The Impact of Agricultural Growth on Employment in Rwanda 2002: A Three Sector Model

Agricultural Policy
Development Project
Research Report No. 14



Agricultural growth does generate substantial employment in agriculture. That is because the sector is so large, and despite the fact that agricultural growth must occur primarily through technological change. Land is important in agricultural production and the potentials for expanding the land area are typically very small. Only slow expansion occurs even under the best of circumstances. The technological change that relaxes the land constraint not only increases land productivity, but labor productivity as well. Hence, employment growth in agriculture grows much slower than production
(Rao, 1975). Agriculture’s impact on employment is much more through its indirect effects. The primary source of employment of low-income laborers is in the non-formal sector and the bulk of non-formal employment, in turn, is located in the rural sector.

 
This paper presents a three-sector mathematical model that is consistent with the results of earlier work that characterized the relationship between agriculture, the non-farm sector and economic and employment growth. It models the differential impact of acceleration in the agricultural growth rate
on GDP and the demand for labor. The paper first describes the employment and GDP composition of the urban and rural sectors and the tradable and non-tradable sub-sectors within each. Collapsing the two non-tradable sectors (urban and rural) into one leaves a computable three-sector model.
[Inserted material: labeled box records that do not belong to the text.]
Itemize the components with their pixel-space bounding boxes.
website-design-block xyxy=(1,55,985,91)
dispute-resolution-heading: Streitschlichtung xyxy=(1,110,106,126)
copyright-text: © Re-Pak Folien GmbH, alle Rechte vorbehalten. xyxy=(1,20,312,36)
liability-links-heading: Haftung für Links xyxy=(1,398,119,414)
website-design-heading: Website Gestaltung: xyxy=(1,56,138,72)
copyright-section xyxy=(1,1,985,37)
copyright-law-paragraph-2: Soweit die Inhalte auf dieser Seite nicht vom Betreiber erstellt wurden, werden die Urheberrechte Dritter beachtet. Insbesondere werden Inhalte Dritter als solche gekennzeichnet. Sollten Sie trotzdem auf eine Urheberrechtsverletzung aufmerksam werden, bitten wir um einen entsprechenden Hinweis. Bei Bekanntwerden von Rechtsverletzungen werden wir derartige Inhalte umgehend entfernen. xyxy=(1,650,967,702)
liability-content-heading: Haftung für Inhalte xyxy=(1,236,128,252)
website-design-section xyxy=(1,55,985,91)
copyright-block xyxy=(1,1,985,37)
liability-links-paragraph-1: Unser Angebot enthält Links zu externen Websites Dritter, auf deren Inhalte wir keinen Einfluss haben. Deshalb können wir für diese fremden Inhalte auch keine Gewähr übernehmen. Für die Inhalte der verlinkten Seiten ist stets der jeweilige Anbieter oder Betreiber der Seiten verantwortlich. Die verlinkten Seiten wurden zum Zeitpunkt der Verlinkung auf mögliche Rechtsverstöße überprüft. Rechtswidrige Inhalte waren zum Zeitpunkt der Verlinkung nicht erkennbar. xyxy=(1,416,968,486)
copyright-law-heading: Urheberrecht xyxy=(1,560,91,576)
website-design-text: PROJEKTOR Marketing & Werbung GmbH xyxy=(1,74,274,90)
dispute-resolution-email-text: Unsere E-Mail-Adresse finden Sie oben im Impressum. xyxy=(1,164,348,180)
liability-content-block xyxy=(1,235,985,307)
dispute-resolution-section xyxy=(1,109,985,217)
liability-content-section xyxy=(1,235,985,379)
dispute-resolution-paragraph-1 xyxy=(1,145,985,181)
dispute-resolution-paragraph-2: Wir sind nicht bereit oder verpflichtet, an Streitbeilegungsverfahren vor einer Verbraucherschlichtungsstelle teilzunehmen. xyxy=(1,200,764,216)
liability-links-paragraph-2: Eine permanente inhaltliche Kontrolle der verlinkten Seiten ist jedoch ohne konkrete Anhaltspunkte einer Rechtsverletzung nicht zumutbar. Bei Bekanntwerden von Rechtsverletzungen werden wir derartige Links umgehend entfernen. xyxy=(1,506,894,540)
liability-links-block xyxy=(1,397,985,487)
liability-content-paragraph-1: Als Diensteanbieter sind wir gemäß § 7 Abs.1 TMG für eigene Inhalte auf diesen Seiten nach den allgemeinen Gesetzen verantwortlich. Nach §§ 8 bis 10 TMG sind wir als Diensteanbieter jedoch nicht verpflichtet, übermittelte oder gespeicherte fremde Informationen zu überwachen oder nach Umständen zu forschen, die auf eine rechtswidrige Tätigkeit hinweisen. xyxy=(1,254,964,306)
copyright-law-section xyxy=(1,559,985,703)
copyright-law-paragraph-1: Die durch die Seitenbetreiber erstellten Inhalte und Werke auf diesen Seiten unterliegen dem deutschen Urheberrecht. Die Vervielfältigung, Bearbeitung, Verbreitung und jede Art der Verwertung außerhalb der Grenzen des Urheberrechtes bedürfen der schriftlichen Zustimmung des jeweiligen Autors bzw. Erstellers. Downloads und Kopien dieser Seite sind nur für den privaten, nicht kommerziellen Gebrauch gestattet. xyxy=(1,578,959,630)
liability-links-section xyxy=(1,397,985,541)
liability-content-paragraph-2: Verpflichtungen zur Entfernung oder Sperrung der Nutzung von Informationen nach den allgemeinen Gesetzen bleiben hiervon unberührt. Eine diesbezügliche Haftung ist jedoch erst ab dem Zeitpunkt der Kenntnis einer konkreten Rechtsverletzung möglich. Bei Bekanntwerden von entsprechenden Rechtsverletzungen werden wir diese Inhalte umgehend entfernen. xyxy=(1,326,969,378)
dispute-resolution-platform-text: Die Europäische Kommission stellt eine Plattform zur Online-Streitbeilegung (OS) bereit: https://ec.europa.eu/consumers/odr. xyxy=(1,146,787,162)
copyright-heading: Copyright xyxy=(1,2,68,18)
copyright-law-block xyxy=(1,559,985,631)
The paper then presents data on the share of each factor used in each sector’s production as well as the average and marginal expenditure patterns of the recipients of the various factor shares. Focus is on differences in expenditure on the non-tradable sector.

 
The basic paper assumes a perfectly elastic supply of labor and, therefore, that there is no restraint from rising wages, and hence rising prices on growth of the non-tradable sector. That assumption is consistent with the full employment of labor, but also with the potential to increase the productivity of labor. The approach of the basic paper is static; in other words, it does not allow for simultaneity, or for transfer of resources from one sector to another.